Грянул звонок, и Марша бросилась к телефону, споткнулась, ударилась бедром об угол тумбочки, снова споткнулась, зачем-то вернулась за тапочками, не смогла просунуть в них ноги… Подбежала, положила пальцы на трубку и целых два звонка не решалась ее поднять…
– Алло.
– Привет, Марша, это Люси. У меня потрясающие новости, ты сейчас упадешь…
Марша бессильно опустилась в кресло. Несколько раз автоматически, невпопад сказала «да». Отыскала взглядом стенные часы.
Почти половина.
На том конце провода Люси щебетала о чем-то, совершенно неразборчиво, будто на чужом языке. Франсис. Надо уже начинать обзванивать больницы. Сначала больницы…
И вдруг из прихожей послышалось негромкое лязганье ключей.
Щелкнул замок.
Зажегся свет.
– Я перезвоню тебе! – ликующим голосом крикнула Марша. Брошенная трубка не попала на телефон, но это уже не имело никакого значения…
Марша уткнулась лицом в заснеженную, морозную куртку Франсиса. Все хорошо, мир остался на месте, жизнь продолжается, муж вернулся с работы домой. Всего лишь. Он наклонился к ней, и недавно отпущенные усы щекотнули ей губы.
– Ну как ты, моя журналисточка?
Марша отступила к стене и уперла руки в округлые бока.
– Где ты шляешься, муж? Мясо остыло, жена соскучилась. Я уже думала, что ты загулял с какой-нибудь барышней…
Брови Франсиса взъехали вверх.
– Я?! Никогда в жизни! Хотя, не спорю, варианты были… Так, где мое холодное мясо?
…В одиннадцать Франсис выключил телевизор, пощекотал жену усами и отправился в душ. Марша постелила постель, погасила свет, оставив ночник под красным абажуром, и подошла к окну.
Шел снег, крупный, густой и почти горизонтальный. Марша представила себя там, внизу, внутри этой мягкой метели. То есть, не себя – другого человека, который идет по улице и, задрав голову, видит за сплошными снежинками темный прямоугольник огромного дома, усеянный крошечными квадратиками светящихся окон. Тот человек, конечно, не обратит внимания на тусклое, красноватое, затерянное где-то посередине маленькое-маленькое окно.
За которым прячется маленькое-маленькое хрупкое счастье.
Глава II
– Брысь, – с легким отвращением бросил Филип Фальски.
Неприятно, когда к только что выбравшейся из перчатки руке прикасается гладкий блестящий металл.
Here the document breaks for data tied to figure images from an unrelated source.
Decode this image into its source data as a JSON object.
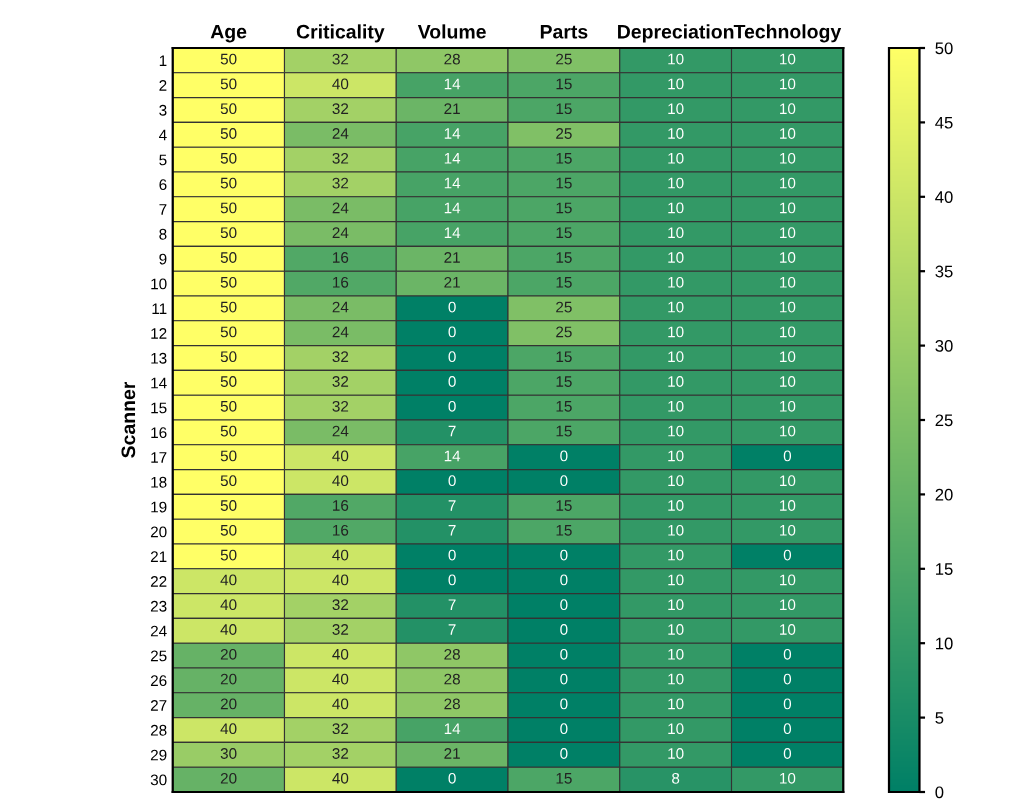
{
  "chart_data": {
    "type": "heatmap",
    "ylabel": "Scanner",
    "categories": [
      "Age",
      "Criticality",
      "Volume",
      "Parts",
      "Depreciation",
      "Technology"
    ],
    "y_categories": [
      "1",
      "2",
      "3",
      "4",
      "5",
      "6",
      "7",
      "8",
      "9",
      "10",
      "11",
      "12",
      "13",
      "14",
      "15",
      "16",
      "17",
      "18",
      "19",
      "20",
      "21",
      "22",
      "23",
      "24",
      "25",
      "26",
      "27",
      "28",
      "29",
      "30"
    ],
    "cells": [
      [
        50,
        32,
        28,
        25,
        10,
        10
      ],
      [
        50,
        40,
        14,
        15,
        10,
        10
      ],
      [
        50,
        32,
        21,
        15,
        10,
        10
      ],
      [
        50,
        24,
        14,
        25,
        10,
        10
      ],
      [
        50,
        32,
        14,
        15,
        10,
        10
      ],
      [
        50,
        32,
        14,
        15,
        10,
        10
      ],
      [
        50,
        24,
        14,
        15,
        10,
        10
      ],
      [
        50,
        24,
        14,
        15,
        10,
        10
      ],
      [
        50,
        16,
        21,
        15,
        10,
        10
      ],
      [
        50,
        16,
        21,
        15,
        10,
        10
      ],
      [
        50,
        24,
        0,
        25,
        10,
        10
      ],
      [
        50,
        24,
        0,
        25,
        10,
        10
      ],
      [
        50,
        32,
        0,
        15,
        10,
        10
      ],
      [
        50,
        32,
        0,
        15,
        10,
        10
      ],
      [
        50,
        32,
        0,
        15,
        10,
        10
      ],
      [
        50,
        24,
        7,
        15,
        10,
        10
      ],
      [
        50,
        40,
        14,
        0,
        10,
        0
      ],
      [
        50,
        40,
        0,
        0,
        10,
        10
      ],
      [
        50,
        16,
        7,
        15,
        10,
        10
      ],
      [
        50,
        16,
        7,
        15,
        10,
        10
      ],
      [
        50,
        40,
        0,
        0,
        10,
        0
      ],
      [
        40,
        40,
        0,
        0,
        10,
        10
      ],
      [
        40,
        32,
        7,
        0,
        10,
        10
      ],
      [
        40,
        32,
        7,
        0,
        10,
        10
      ],
      [
        20,
        40,
        28,
        0,
        10,
        0
      ],
      [
        20,
        40,
        28,
        0,
        10,
        0
      ],
      [
        20,
        40,
        28,
        0,
        10,
        0
      ],
      [
        40,
        32,
        14,
        0,
        10,
        0
      ],
      [
        30,
        32,
        21,
        0,
        10,
        0
      ],
      [
        20,
        40,
        0,
        15,
        8,
        10
      ]
    ],
    "data_labels": true,
    "clim": [
      0,
      50
    ],
    "cticks": [
      0,
      5,
      10,
      15,
      20,
      25,
      30,
      35,
      40,
      45,
      50
    ]
  }
}
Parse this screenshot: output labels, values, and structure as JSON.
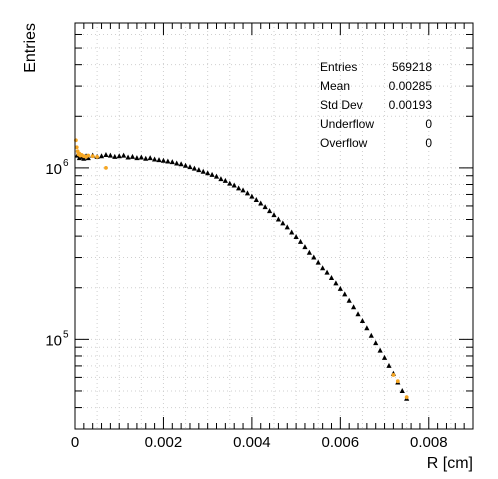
{
  "chart_data": {
    "type": "scatter",
    "title": "",
    "xlabel": "R [cm]",
    "ylabel": "Entries",
    "xlim": [
      0,
      0.009
    ],
    "ylim": [
      30000,
      7000000
    ],
    "yscale": "log",
    "grid": true,
    "x_ticks": [
      0,
      0.002,
      0.004,
      0.006,
      0.008
    ],
    "x_tick_labels": [
      "0",
      "0.002",
      "0.004",
      "0.006",
      "0.008"
    ],
    "y_major_ticks": [
      100000,
      1000000
    ],
    "y_tick_labels": [
      {
        "base": "10",
        "exp": "5"
      },
      {
        "base": "10",
        "exp": "6"
      }
    ],
    "stats_box": {
      "placement": "top-right",
      "rows": [
        {
          "label": "Entries",
          "value": "569218"
        },
        {
          "label": "Mean",
          "value": "0.00285"
        },
        {
          "label": "Std Dev",
          "value": "0.00193"
        },
        {
          "label": "Underflow",
          "value": "0"
        },
        {
          "label": "Overflow",
          "value": "0"
        }
      ]
    },
    "series": [
      {
        "color": "#000000",
        "marker": "triangle",
        "points": [
          [
            5e-05,
            1180000
          ],
          [
            0.0001,
            1140000
          ],
          [
            0.00015,
            1160000
          ],
          [
            0.0002,
            1130000
          ],
          [
            0.00025,
            1170000
          ],
          [
            0.0003,
            1140000
          ],
          [
            0.0004,
            1180000
          ],
          [
            0.0005,
            1160000
          ],
          [
            0.0006,
            1170000
          ],
          [
            0.0007,
            1190000
          ],
          [
            0.0008,
            1180000
          ],
          [
            0.0009,
            1160000
          ],
          [
            0.001,
            1170000
          ],
          [
            0.0011,
            1180000
          ],
          [
            0.0012,
            1150000
          ],
          [
            0.0013,
            1160000
          ],
          [
            0.0014,
            1140000
          ],
          [
            0.0015,
            1150000
          ],
          [
            0.0016,
            1130000
          ],
          [
            0.0017,
            1140000
          ],
          [
            0.0018,
            1120000
          ],
          [
            0.0019,
            1110000
          ],
          [
            0.002,
            1100000
          ],
          [
            0.0021,
            1090000
          ],
          [
            0.0022,
            1080000
          ],
          [
            0.0023,
            1060000
          ],
          [
            0.0024,
            1050000
          ],
          [
            0.0025,
            1030000
          ],
          [
            0.0026,
            1010000
          ],
          [
            0.0027,
            990000
          ],
          [
            0.0028,
            970000
          ],
          [
            0.0029,
            950000
          ],
          [
            0.003,
            930000
          ],
          [
            0.0031,
            910000
          ],
          [
            0.0032,
            890000
          ],
          [
            0.0033,
            860000
          ],
          [
            0.0034,
            840000
          ],
          [
            0.0035,
            810000
          ],
          [
            0.0036,
            790000
          ],
          [
            0.0037,
            760000
          ],
          [
            0.0038,
            740000
          ],
          [
            0.0039,
            710000
          ],
          [
            0.004,
            680000
          ],
          [
            0.0041,
            650000
          ],
          [
            0.0042,
            620000
          ],
          [
            0.0043,
            590000
          ],
          [
            0.0044,
            560000
          ],
          [
            0.0045,
            530000
          ],
          [
            0.0046,
            500000
          ],
          [
            0.0047,
            475000
          ],
          [
            0.0048,
            450000
          ],
          [
            0.0049,
            420000
          ],
          [
            0.005,
            395000
          ],
          [
            0.0051,
            370000
          ],
          [
            0.0052,
            345000
          ],
          [
            0.0053,
            320000
          ],
          [
            0.0054,
            300000
          ],
          [
            0.0055,
            280000
          ],
          [
            0.0056,
            260000
          ],
          [
            0.0057,
            245000
          ],
          [
            0.0058,
            228000
          ],
          [
            0.0059,
            212000
          ],
          [
            0.006,
            197000
          ],
          [
            0.0061,
            183000
          ],
          [
            0.0062,
            168000
          ],
          [
            0.0063,
            154000
          ],
          [
            0.0064,
            140000
          ],
          [
            0.0065,
            128000
          ],
          [
            0.0066,
            116000
          ],
          [
            0.0067,
            105000
          ],
          [
            0.0068,
            95000
          ],
          [
            0.0069,
            86000
          ],
          [
            0.007,
            78000
          ],
          [
            0.0071,
            70000
          ],
          [
            0.0072,
            63000
          ],
          [
            0.0073,
            56000
          ],
          [
            0.0074,
            50000
          ],
          [
            0.0075,
            45000
          ]
        ]
      },
      {
        "color": "#f5a623",
        "marker": "circle",
        "points": [
          [
            2e-05,
            1450000
          ],
          [
            4e-05,
            1320000
          ],
          [
            6e-05,
            1250000
          ],
          [
            8e-05,
            1200000
          ],
          [
            0.0001,
            1210000
          ],
          [
            0.00012,
            1180000
          ],
          [
            0.00015,
            1190000
          ],
          [
            0.0002,
            1170000
          ],
          [
            0.00025,
            1160000
          ],
          [
            0.0003,
            1180000
          ],
          [
            0.0004,
            1170000
          ],
          [
            0.0005,
            1160000
          ],
          [
            0.0007,
            1000000
          ],
          [
            0.0072,
            62000
          ],
          [
            0.0073,
            57000
          ],
          [
            0.0075,
            46000
          ]
        ]
      }
    ]
  }
}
Неприятно, когда этот металл теплее руки, – насекомообразное сооружение из тонких блестящих планок.
И вообще, неприятно.
Черт бы побрал Ала и все его мальчишеские штучки.
– Фу, Диез! Ко мне!
Голос хозяина донесся чуть ли не с другого конца улицы. Филип никогда и не пытался понять причин, побудивших одинокого мужчину на первые же заработанные им большие деньги – с чьей помощью заработанные, это отдельный разговор, – приобрести эти безразмерные апартаменты в особняке позапрошлого века. Стены поднимались вверх метров на шесть, а комнат было восемь или девять, – может быть, и больше, – каждая площадью с небольшой танцевальный зал. Впрочем, мебель, насколько Филипу было известно, имелась только в прихожей, спальне и рабочем кабинете, что значительно облегчало работу двум барышням, которые поддерживали чистоту в этой холостяцкой квартирке. Филип не раз сталкивался с ними, – одна была совсем молоденькая, а другая, брюнетка, выглядела лет на тридцать пять, – и был уверен, что Ал спит с обеими. Что, разумеется, черт возьми, разумеется, было его личным делом.